La manœuvre de Laudon est presque incompréhensible. Pourquoi venir à Frankenstein? pourquoi se retirer de la Silésie par Silberberg? Et, s'il veut faire le siège de Glatz, pourquoi ne pas laisser un corps à Wartha qui est assez fort? Il y a du mystère en tout cela. Je ne puis pas dire en quoi il consiste, mais il est bien sûr que, depuis le<419> passage de Bréteuil et l'arrivée de Paulmy à Vienne,419-1 il y a eu là beaucoup de conférences extraordinaires, et que les manœuvres de ces gens-là ont changé. J'ai les mêmes nouvelles de la Haute-Silésie qu'il n'y a pas un canon de parti d'OImütz. Je n'aime pas à me flatter ni à me faire des illusions, pour supposer qu'il se soit passé quelque chose à Constantinople; mais, comme je n'ai aucune nouvelle de ce pays-là depuis le 11 d'avril, je ne veux pas me bercer d'une illusion si agréable.

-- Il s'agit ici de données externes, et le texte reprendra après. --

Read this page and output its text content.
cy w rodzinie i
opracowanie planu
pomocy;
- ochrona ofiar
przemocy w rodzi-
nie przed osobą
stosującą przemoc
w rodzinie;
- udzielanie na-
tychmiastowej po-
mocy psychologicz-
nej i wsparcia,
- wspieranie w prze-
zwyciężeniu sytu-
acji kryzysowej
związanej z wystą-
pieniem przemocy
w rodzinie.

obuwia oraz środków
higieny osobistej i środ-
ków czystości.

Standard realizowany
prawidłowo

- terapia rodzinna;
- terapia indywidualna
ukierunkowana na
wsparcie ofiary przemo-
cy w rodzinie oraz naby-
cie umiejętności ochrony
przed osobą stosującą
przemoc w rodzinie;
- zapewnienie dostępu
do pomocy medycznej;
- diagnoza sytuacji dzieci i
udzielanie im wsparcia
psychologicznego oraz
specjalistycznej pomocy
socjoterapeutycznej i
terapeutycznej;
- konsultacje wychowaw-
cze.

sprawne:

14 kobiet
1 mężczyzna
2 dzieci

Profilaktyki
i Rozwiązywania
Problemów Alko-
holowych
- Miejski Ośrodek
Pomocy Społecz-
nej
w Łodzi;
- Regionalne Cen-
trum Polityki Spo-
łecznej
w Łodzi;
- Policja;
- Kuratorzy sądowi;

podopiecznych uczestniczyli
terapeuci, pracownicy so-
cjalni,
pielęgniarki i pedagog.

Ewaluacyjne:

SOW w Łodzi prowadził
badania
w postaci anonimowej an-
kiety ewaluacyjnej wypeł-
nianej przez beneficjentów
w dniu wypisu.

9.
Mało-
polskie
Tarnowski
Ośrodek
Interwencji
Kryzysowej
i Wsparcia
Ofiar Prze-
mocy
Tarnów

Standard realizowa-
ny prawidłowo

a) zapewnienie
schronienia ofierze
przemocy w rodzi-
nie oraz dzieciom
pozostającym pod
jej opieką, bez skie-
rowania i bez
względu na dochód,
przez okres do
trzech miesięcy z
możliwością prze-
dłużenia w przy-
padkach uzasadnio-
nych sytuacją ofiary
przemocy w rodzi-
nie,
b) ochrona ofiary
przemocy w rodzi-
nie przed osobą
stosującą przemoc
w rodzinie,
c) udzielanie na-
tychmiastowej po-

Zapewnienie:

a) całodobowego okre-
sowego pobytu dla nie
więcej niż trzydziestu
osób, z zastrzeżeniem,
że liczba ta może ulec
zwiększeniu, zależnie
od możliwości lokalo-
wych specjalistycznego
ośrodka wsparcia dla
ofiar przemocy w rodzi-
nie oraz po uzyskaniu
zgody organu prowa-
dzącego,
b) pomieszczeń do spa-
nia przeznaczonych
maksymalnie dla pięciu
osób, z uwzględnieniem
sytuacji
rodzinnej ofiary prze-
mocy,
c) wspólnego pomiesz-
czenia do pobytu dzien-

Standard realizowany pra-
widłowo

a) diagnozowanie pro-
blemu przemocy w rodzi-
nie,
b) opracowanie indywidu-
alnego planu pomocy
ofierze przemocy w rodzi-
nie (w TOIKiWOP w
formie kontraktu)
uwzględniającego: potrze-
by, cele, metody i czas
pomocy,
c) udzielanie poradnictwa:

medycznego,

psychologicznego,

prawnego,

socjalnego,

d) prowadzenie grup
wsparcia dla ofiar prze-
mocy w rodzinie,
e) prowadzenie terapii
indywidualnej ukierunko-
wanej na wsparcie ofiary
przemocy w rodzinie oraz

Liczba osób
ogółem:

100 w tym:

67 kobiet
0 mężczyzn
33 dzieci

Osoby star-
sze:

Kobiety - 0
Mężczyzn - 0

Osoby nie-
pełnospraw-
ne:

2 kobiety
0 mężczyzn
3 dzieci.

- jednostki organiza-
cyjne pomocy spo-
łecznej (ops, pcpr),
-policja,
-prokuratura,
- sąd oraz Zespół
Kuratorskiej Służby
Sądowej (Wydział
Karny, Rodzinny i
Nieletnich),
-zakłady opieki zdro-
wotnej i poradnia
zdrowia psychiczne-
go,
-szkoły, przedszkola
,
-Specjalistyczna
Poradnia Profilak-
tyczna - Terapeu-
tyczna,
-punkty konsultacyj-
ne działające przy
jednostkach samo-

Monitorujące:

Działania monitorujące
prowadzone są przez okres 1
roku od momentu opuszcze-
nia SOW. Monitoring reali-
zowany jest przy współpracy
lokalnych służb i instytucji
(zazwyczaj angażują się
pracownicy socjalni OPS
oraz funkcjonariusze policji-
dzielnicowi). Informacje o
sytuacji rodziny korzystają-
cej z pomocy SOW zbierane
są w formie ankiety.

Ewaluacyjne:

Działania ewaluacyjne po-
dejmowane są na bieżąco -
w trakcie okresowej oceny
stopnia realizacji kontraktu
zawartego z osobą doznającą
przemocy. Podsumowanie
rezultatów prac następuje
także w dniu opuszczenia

Je passerai cependant l'Elbe le 15, comme je vous l'ai écrit; mais, comme je crois me convenir de ne rien hasarder dans la situation des choses, avant que de voir plus clair dans les manœuvres de l'ennemi et quelles seront leurs opérations décidées, je me contenterai de tenir mon camp de Proschwitz, et je ne hasarderai rien, à moins que la force des conjonctures ne m'y oblige. Je me contenterai d'empêcher les incursions que l'ennemi pourrait faire du côté de la Marche. Au reste, je me réfère à tout ce que je vous ai écrit hier.419-2

Federic.

Nach der Ausfertigung.



418-1 Liegen nicht vor.

418-2 Der Prinz wollte versuchen, falls die Russen in ihrer Stellung diesseits und jenseits der Weichsel blieben, „de faire un coup sur l'un ou l'autre de leurs détachements, si je n'en suis pas empêché par le manque de charriage (vergl. Nr. 12 159) et de subsistance, ou que l'ennemi se rassemble.“

419-1 Vergl. S. 392.

419-2 Nr. 12159.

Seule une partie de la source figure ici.